ROAD TRIPPED “If a city isn’t booked, fuck it, we’ll hang out in front of a venue and busk,” says banjo/accordion specialist Ryan Coomey (standing, right, with, from left, Chestnut Growler, Ethan Rubin, Matt Cost and, sitting, Jonny Swagger). |
Perhaps sped-up three-chord angst anthems and ugly haircuts fell out of relevance long before the kid from A Walk To Remember started singing for the Germs. But the DIY punk ethos pioneered by angry early Reagan-era bands couldn't be more crucial in this day and age, when hardly anybody gets big-money record deals.Few exemplify a scrappy independent streak quite like the Swaggerin' Growlers. The bawdy riot folkees have graciously provided a reason to start drinking heavily after lunch on Saturday at the Middle East, at the release party for their tertiary album, Outlaw Waltz. In the interest of manufacturing their most adventurous collection of meaty folk-punk to date, Jonny Swagger learned how to be a sound engineer. Drummer Chestnut Growler acts as de-facto booking agent. Because a low-hanging water pipe ripped a hole in the roof of the van in which they're about to tour, on this evening, when several of us are drinking on somebody's porch, fiddler Ethan Rubin has just patched it up with caulk and Plexiglas.
There's nothing atypical about getting by without a manager, booking agent, publicist, or professional van-repair guy. But Swagger — who cackles when asked how many people have come and gone from his band since its inception five or six years back (one former drummer supposedly went straight from the Growlers to rehab) — deservedly pats himself on the back for getting this far without any business-minded machinery.
"If you depend on somebody else, you deal with their shortcomings," he says between hauls off a 40-ounce that's wrapped in bandanas to keep it cool. "Here, I see a band without short comings. The only labels we've considered courting are ones that come from the same background of 'Fuck it, let's do it ourselves.' That mentality is important to us, 'cause that way, shit gets done."
Chestnut and banjo/accordion specialist Ryan Coomey are stuck in traffic on their way from Worcester. We've got time to kill. Somebody donates Rubin a fiddle, formerly stored in the same barn/practice space that was converted into a recording studio for the Outlaw Waltz sessions. By the time the latecomers arrive in Allston, an impromptu hootenanny has supplanted any notions of a formal interview.

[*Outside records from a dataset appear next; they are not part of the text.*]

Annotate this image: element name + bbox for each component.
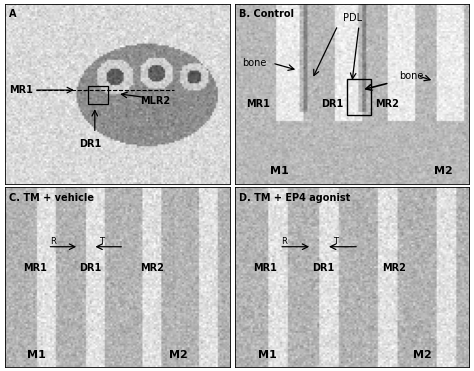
Text: DR1: DR1 bbox=[321, 99, 344, 109]
Text: MR2: MR2 bbox=[140, 263, 164, 273]
Bar bbox=[88, 86, 108, 105]
Text: M1: M1 bbox=[27, 350, 46, 360]
Text: R: R bbox=[282, 237, 287, 246]
Text: C. TM + vehicle: C. TM + vehicle bbox=[9, 193, 94, 203]
Text: M2: M2 bbox=[169, 350, 188, 360]
Text: DR1: DR1 bbox=[312, 263, 334, 273]
Text: MR2: MR2 bbox=[383, 263, 406, 273]
Text: MR1: MR1 bbox=[246, 99, 270, 109]
Text: M2: M2 bbox=[413, 350, 432, 360]
Text: bone: bone bbox=[242, 58, 266, 68]
Text: PDL: PDL bbox=[343, 13, 362, 23]
Text: B. Control: B. Control bbox=[239, 9, 294, 19]
Text: MR1: MR1 bbox=[9, 85, 33, 95]
Text: A: A bbox=[9, 9, 17, 19]
Text: M1: M1 bbox=[258, 350, 277, 360]
Bar bbox=[347, 79, 371, 115]
Text: MR2: MR2 bbox=[375, 99, 399, 109]
Text: D. TM + EP4 agonist: D. TM + EP4 agonist bbox=[239, 193, 351, 203]
Text: T: T bbox=[333, 237, 338, 246]
Text: M2: M2 bbox=[434, 166, 453, 176]
Text: DR1: DR1 bbox=[79, 263, 101, 273]
Text: bone: bone bbox=[399, 71, 423, 81]
Text: MR1: MR1 bbox=[254, 263, 277, 273]
Text: MLR2: MLR2 bbox=[140, 96, 170, 106]
Text: DR1: DR1 bbox=[79, 139, 101, 149]
Text: R: R bbox=[50, 237, 55, 246]
Text: MR1: MR1 bbox=[23, 263, 46, 273]
Text: M1: M1 bbox=[270, 166, 289, 176]
Text: T: T bbox=[99, 237, 104, 246]
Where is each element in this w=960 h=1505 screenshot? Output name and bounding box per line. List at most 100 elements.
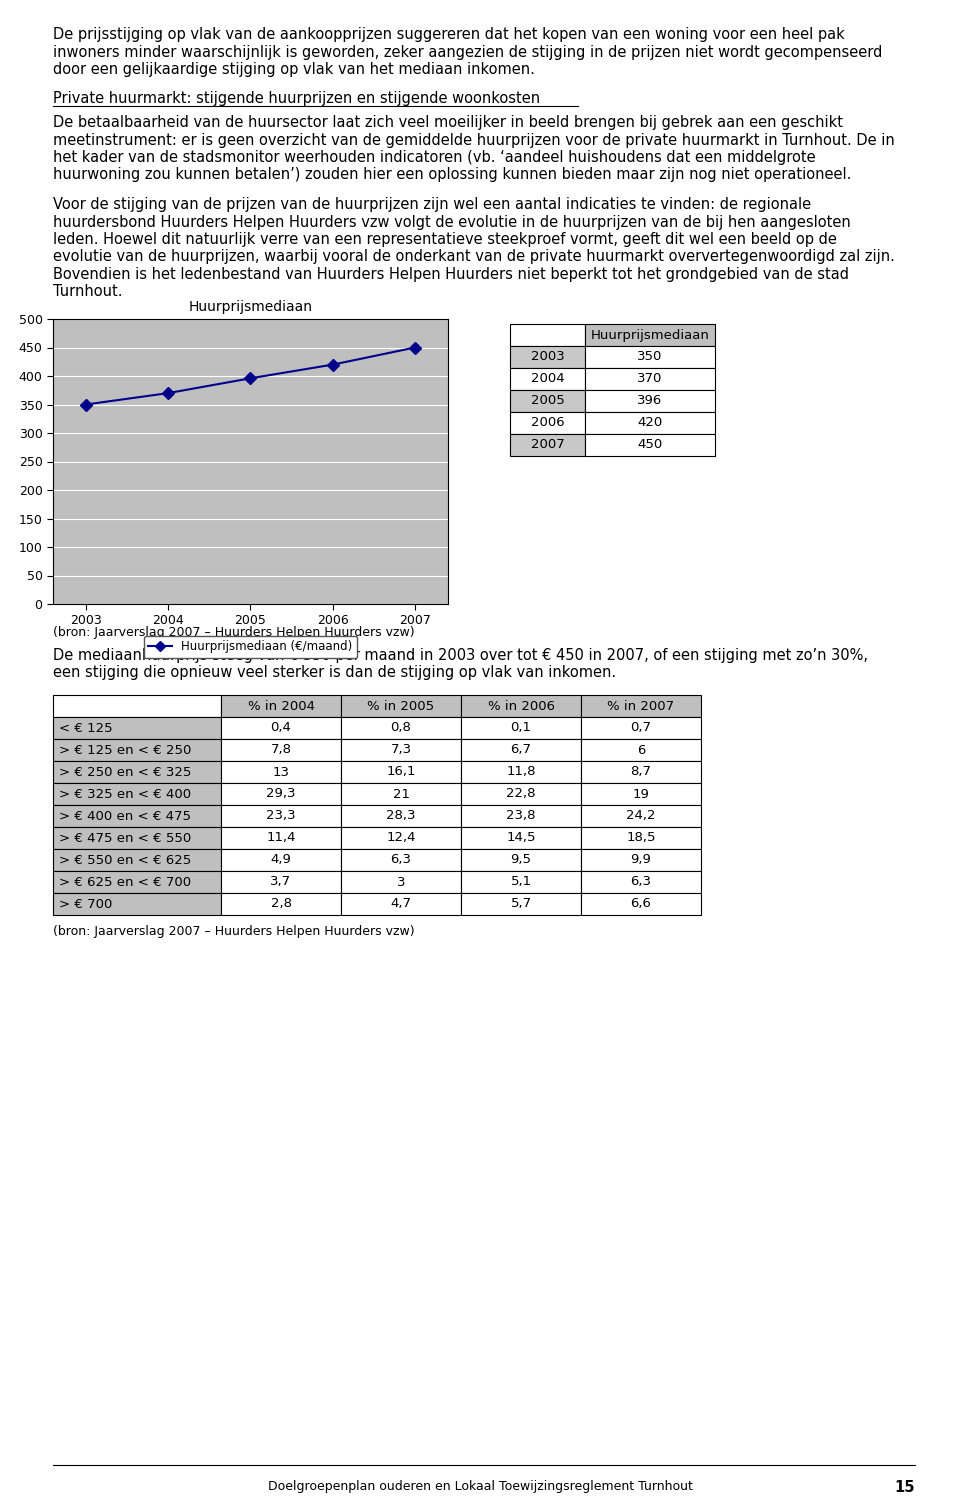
Bar — [341, 783, 461, 805]
Bar — [461, 762, 581, 783]
Bar — [461, 805, 581, 828]
Text: 23,8: 23,8 — [506, 810, 536, 823]
Bar — [461, 828, 581, 849]
Title: Huurprijsmediaan: Huurprijsmediaan — [188, 299, 313, 313]
Text: 2,8: 2,8 — [271, 897, 292, 911]
Text: 15: 15 — [895, 1479, 915, 1494]
Text: 370: 370 — [637, 373, 662, 385]
Bar — [510, 369, 585, 390]
Text: 9,9: 9,9 — [631, 853, 652, 867]
Bar — [510, 324, 585, 346]
Text: (bron: Jaarverslag 2007 – Huurders Helpen Huurders vzw): (bron: Jaarverslag 2007 – Huurders Helpe… — [53, 926, 415, 938]
Text: 4,9: 4,9 — [271, 853, 292, 867]
Text: > € 700: > € 700 — [59, 897, 112, 911]
Bar — [53, 849, 221, 871]
Text: 6,6: 6,6 — [631, 897, 652, 911]
Bar — [581, 762, 701, 783]
Bar — [341, 739, 461, 762]
Bar — [221, 739, 341, 762]
Text: leden. Hoewel dit natuurlijk verre van een representatieve steekproef vormt, gee: leden. Hoewel dit natuurlijk verre van e… — [53, 232, 837, 247]
Text: 18,5: 18,5 — [626, 831, 656, 844]
Text: 7,8: 7,8 — [271, 743, 292, 757]
Bar — [581, 805, 701, 828]
Text: 450: 450 — [637, 438, 662, 452]
Text: 21: 21 — [393, 787, 410, 801]
Text: 2007: 2007 — [531, 438, 564, 452]
Text: 6,3: 6,3 — [631, 876, 652, 888]
Bar — [585, 433, 715, 456]
Bar — [221, 695, 341, 716]
Text: 9,5: 9,5 — [511, 853, 532, 867]
Text: 12,4: 12,4 — [386, 831, 416, 844]
Bar — [510, 346, 585, 369]
Bar — [53, 716, 221, 739]
Text: De betaalbaarheid van de huursector laat zich veel moeilijker in beeld brengen b: De betaalbaarheid van de huursector laat… — [53, 114, 843, 129]
Text: > € 625 en < € 700: > € 625 en < € 700 — [59, 876, 191, 888]
Text: 24,2: 24,2 — [626, 810, 656, 823]
Text: 29,3: 29,3 — [266, 787, 296, 801]
Text: een stijging die opnieuw veel sterker is dan de stijging op vlak van inkomen.: een stijging die opnieuw veel sterker is… — [53, 665, 616, 680]
Text: Private huurmarkt: stijgende huurprijzen en stijgende woonkosten: Private huurmarkt: stijgende huurprijzen… — [53, 92, 540, 107]
Bar — [341, 871, 461, 892]
Bar — [585, 390, 715, 412]
Bar — [221, 828, 341, 849]
Text: > € 325 en < € 400: > € 325 en < € 400 — [59, 787, 191, 801]
Bar — [341, 762, 461, 783]
Bar — [585, 324, 715, 346]
Text: % in 2005: % in 2005 — [368, 700, 435, 712]
Text: % in 2007: % in 2007 — [608, 700, 675, 712]
Text: De prijsstijging op vlak van de aankoopprijzen suggereren dat het kopen van een : De prijsstijging op vlak van de aankoopp… — [53, 27, 845, 42]
Text: Doelgroepenplan ouderen en Lokaal Toewijzingsreglement Turnhout: Doelgroepenplan ouderen en Lokaal Toewij… — [268, 1479, 692, 1493]
Bar — [341, 849, 461, 871]
Text: 420: 420 — [637, 417, 662, 429]
Text: Voor de stijging van de prijzen van de huurprijzen zijn wel een aantal indicatie: Voor de stijging van de prijzen van de h… — [53, 197, 811, 212]
Text: > € 250 en < € 325: > € 250 en < € 325 — [59, 766, 191, 778]
Bar — [461, 695, 581, 716]
Text: evolutie van de huurprijzen, waarbij vooral de onderkant van de private huurmark: evolutie van de huurprijzen, waarbij voo… — [53, 250, 895, 265]
Bar — [221, 871, 341, 892]
Text: door een gelijkaardige stijging op vlak van het mediaan inkomen.: door een gelijkaardige stijging op vlak … — [53, 62, 535, 77]
Bar — [581, 695, 701, 716]
Legend: Huurprijsmediaan (€/maand): Huurprijsmediaan (€/maand) — [144, 635, 357, 658]
Text: 11,8: 11,8 — [506, 766, 536, 778]
Text: > € 475 en < € 550: > € 475 en < € 550 — [59, 831, 191, 844]
Bar — [581, 828, 701, 849]
Bar — [341, 892, 461, 915]
Text: huurwoning zou kunnen betalen’) zouden hier een oplossing kunnen bieden maar zij: huurwoning zou kunnen betalen’) zouden h… — [53, 167, 852, 182]
Text: 28,3: 28,3 — [386, 810, 416, 823]
Text: 0,7: 0,7 — [631, 721, 652, 734]
Text: < € 125: < € 125 — [59, 721, 112, 734]
Text: 19: 19 — [633, 787, 649, 801]
Text: 14,5: 14,5 — [506, 831, 536, 844]
Text: De mediaanhuurprijs steeg van € 350 per maand in 2003 over tot € 450 in 2007, of: De mediaanhuurprijs steeg van € 350 per … — [53, 649, 868, 664]
Bar — [53, 892, 221, 915]
Text: 3: 3 — [396, 876, 405, 888]
Text: 0,4: 0,4 — [271, 721, 292, 734]
Bar — [221, 716, 341, 739]
Bar — [53, 762, 221, 783]
Text: het kader van de stadsmonitor weerhouden indicatoren (vb. ‘aandeel huishoudens d: het kader van de stadsmonitor weerhouden… — [53, 150, 816, 166]
Text: 13: 13 — [273, 766, 290, 778]
Bar — [461, 892, 581, 915]
Bar — [581, 783, 701, 805]
Bar — [510, 433, 585, 456]
Bar — [461, 783, 581, 805]
Bar — [585, 369, 715, 390]
Bar — [585, 346, 715, 369]
Text: 3,7: 3,7 — [271, 876, 292, 888]
Bar — [581, 871, 701, 892]
Bar — [53, 783, 221, 805]
Text: > € 550 en < € 625: > € 550 en < € 625 — [59, 853, 191, 867]
Text: 2004: 2004 — [531, 373, 564, 385]
Bar — [221, 805, 341, 828]
Text: 16,1: 16,1 — [386, 766, 416, 778]
Text: 2003: 2003 — [531, 351, 564, 364]
Bar — [53, 695, 221, 716]
Text: 8,7: 8,7 — [631, 766, 652, 778]
Text: 6,3: 6,3 — [391, 853, 412, 867]
Text: % in 2006: % in 2006 — [488, 700, 555, 712]
Text: 7,3: 7,3 — [391, 743, 412, 757]
Bar — [341, 828, 461, 849]
Text: % in 2004: % in 2004 — [248, 700, 315, 712]
Bar — [341, 716, 461, 739]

At one point, the entire band were kicking around the notion of moving to Worcester. Maybe that'll pan out. Maybe it won't. (Swagger, despite gainful employment, currently lives in the van.) Meticulous forethought and practicality have never been the Growlers' style. They've been known to schedule tour stops far out of state without any gigs booked in the city du jour. But the ramshackle methodology is all part of the master plan. There is "content within brutality" as Swagger puts it. Explains Coomey: "If a city isn't booked, fuck it, we'll hang out in front of a venue and busk."
Bassist Matt Cost, the longest-standing Growler aside from Swagger himself, recalls landing kickass shows in unbooked towns via somebody pointing them in the direction of a punk house. Adds Rubin: "Our touring band network is this really cool community with no real geographic basis, but it's still based on face-to-face personal interactions."